“The number one priority is the prevention of Islamic extremism and the embryos of terrorism.” This is what Italy’s Foreign Minister Franco Frattini has been repeating for weeks, ever since the winds of democracy started to blow through the Arab world from the streets of Tunisia. This statement seems copied from the official speeches made by Arab dictators who for years have blackmailed everyone using bearded extremists as scarecrows ready to transform themselves into terrorists. It is no novelty therefore that Colonel Gaddafi has blamed protests in his country on Bin Laden in person.
Nowadays, luckily, people are more aware and attentive, and do not easily fall into the trap of fear. As my friend the author Kamel Riahi writes, “Young people in Tunis yearn for freedom and certainly do not wish to hand it over to extremists. Look at the photographs of the protests. There are no images of Che Guevara or Mao Tse-Tung, none of Gandhi or Khomeini. They took to the streets to demand a secular state based on tolerance, legality and freedom.” The reality shown in these past weeks is that the apolitical and a-denominational discontent of young Tunisians has revealed the gap separating them for the generation of 40-year-olds who were mesmerized by the Islamist political discourse. The largest Tunisian Islamist party, Al-Nahdha, whose leader Rached Ghannoushi is now about 70, experienced extremely harsh repression, after which, not only did it vanish from the Tunisian political-cultural scenario, but also lost its youth base.

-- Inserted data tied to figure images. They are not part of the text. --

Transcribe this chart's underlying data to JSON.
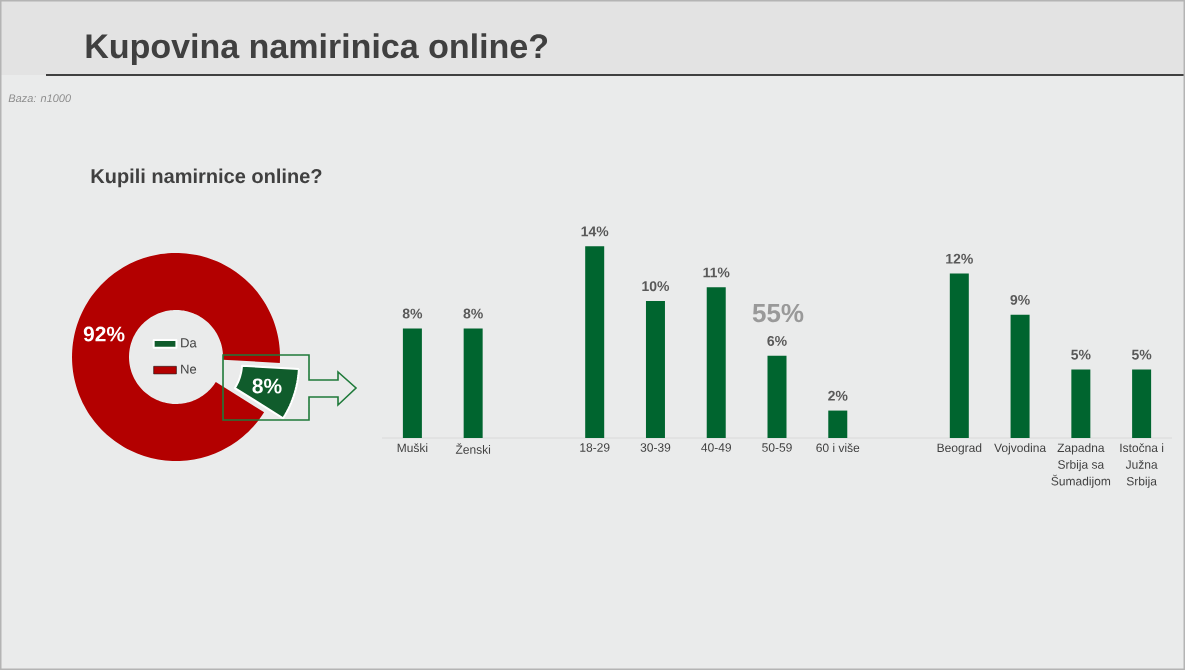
{
  "chart_data": [
    {
      "type": "donut",
      "title": "Kupovina namirinica online?",
      "subtitle": "Kupili namirnice online?",
      "annotations": [
        "Baza: n1000"
      ],
      "categories": [
        "Da",
        "Ne"
      ],
      "values": [
        8,
        92
      ],
      "colors": [
        "#105c2c",
        "#b30000"
      ],
      "value_labels": [
        "8%",
        "92%"
      ],
      "legend": "center"
    },
    {
      "type": "bar",
      "categories": [
        "Muški",
        "Ženski",
        null,
        "18-29",
        "30-39",
        "40-49",
        "50-59",
        "60 i više",
        null,
        "Beograd",
        "Vojvodina",
        "Zapadna Srbija sa Šumadijom",
        "Istočna i Južna Srbija"
      ],
      "values": [
        8,
        8,
        null,
        14,
        10,
        11,
        6,
        2,
        null,
        12,
        9,
        5,
        5
      ],
      "value_labels": [
        "8%",
        "8%",
        null,
        "14%",
        "10%",
        "11%",
        "6%",
        "2%",
        null,
        "12%",
        "9%",
        "5%",
        "5%"
      ],
      "color": "#00652f",
      "tick_labels": "x",
      "annotations": [
        "55%"
      ]
    }
  ]
}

The generation gap has also been observed among intellectuals, with most of them over the years attracted by flattery or threats to side with Ben Ali, singing his praises on every occasion and signing a document supporting his candidature in the last presidential elections. Unlike these personalities from the regime’s world of culture and entertainment, also of a certain age, who kept a low or non-existent profile throughout the uprising, young artists and intellectuals made their voiced heard clearly, as in the case of the rapper “El General”, the author of a song entitled “Ya rayyes el Bled” (Commander of the Country), who was arrested immediately after posting the video online.

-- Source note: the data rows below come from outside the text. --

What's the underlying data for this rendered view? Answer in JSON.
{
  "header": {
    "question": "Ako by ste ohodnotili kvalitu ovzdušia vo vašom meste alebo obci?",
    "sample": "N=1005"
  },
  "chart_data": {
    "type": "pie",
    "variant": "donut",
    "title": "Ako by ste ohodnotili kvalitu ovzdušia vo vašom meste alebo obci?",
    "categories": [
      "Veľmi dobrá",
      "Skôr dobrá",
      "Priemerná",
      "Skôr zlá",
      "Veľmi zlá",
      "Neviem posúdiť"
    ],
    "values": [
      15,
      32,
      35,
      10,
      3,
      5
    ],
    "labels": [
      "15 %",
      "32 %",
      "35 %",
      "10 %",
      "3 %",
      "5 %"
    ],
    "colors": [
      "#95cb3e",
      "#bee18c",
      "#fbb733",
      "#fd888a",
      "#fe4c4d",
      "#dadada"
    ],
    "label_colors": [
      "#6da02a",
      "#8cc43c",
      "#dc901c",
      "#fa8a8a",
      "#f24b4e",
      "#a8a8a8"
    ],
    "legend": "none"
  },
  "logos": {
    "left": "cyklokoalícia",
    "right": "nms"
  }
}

The symbols chosen by the young people in the streets are now others, such as Mohammed Bouazizi, the young Tunisian fruit-seller, an unemployed university graduate who set fire to himself in public to protests against injustice, preceded in Egypt by Khaled Said, a boy who died due to the beatings inflicted on him at a police station in Alexandria on June 12th, 2010. In both cases accusations fell on the brutality of a regime where the police has been trained for decades not to respect even the most elementary rights of citizens. The symbolic prestige that in the past was available to regimes capable of appearing in the elegant drawing-rooms of international diplomacy has no value for the people, especially for the young, and especially when those appearing were the same people who led the country to the social collapse. The “either me or chaos” ultimatums proclaimed by Ben Ali and Mubarak in their speeches to the people could never have worked in squares filled by young people shouting, “The people want the regime to fall.”

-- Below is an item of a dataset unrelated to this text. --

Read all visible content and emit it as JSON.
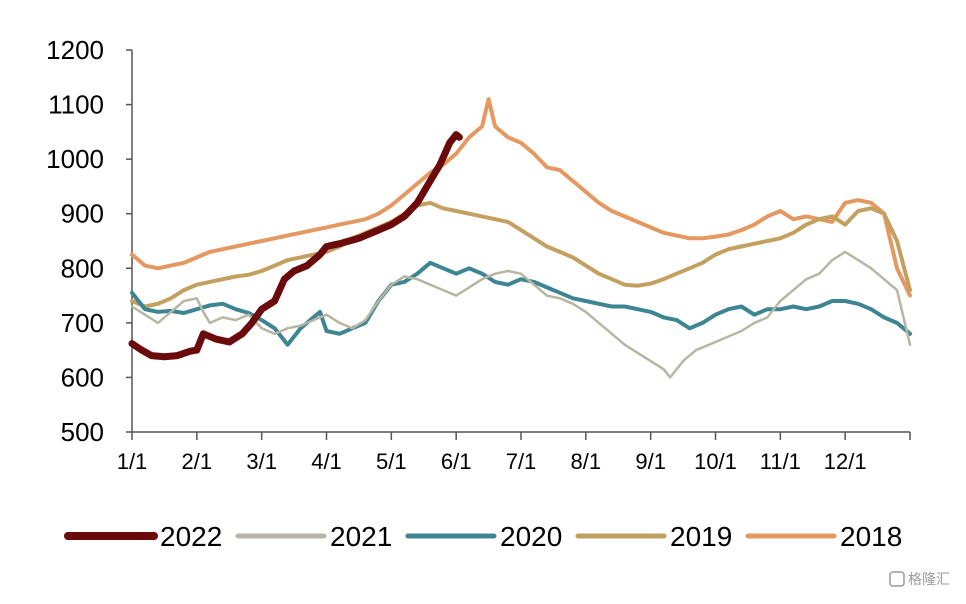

In many ways, what happened in Tunisia and in Egypt and is happening now in Libya, Algeria, Bahrain and in Yemen is something never seen before, that could indicate that an era is over in the Arab world and a new one is beginning. There is no longer the excuse of a war on terrorism and extremism, used by Arab regimes and their western supporters to keep totalitarian regimes in power that are extremely harsh on their citizens. Thus, the famous “Arab exceptionalism” is over, according to which Arabs are allegedly not ready for democracy and dictatorships are a necessary, lesser evil. Young Arabs are proving that democracy and human rights do not tolerate exceptions.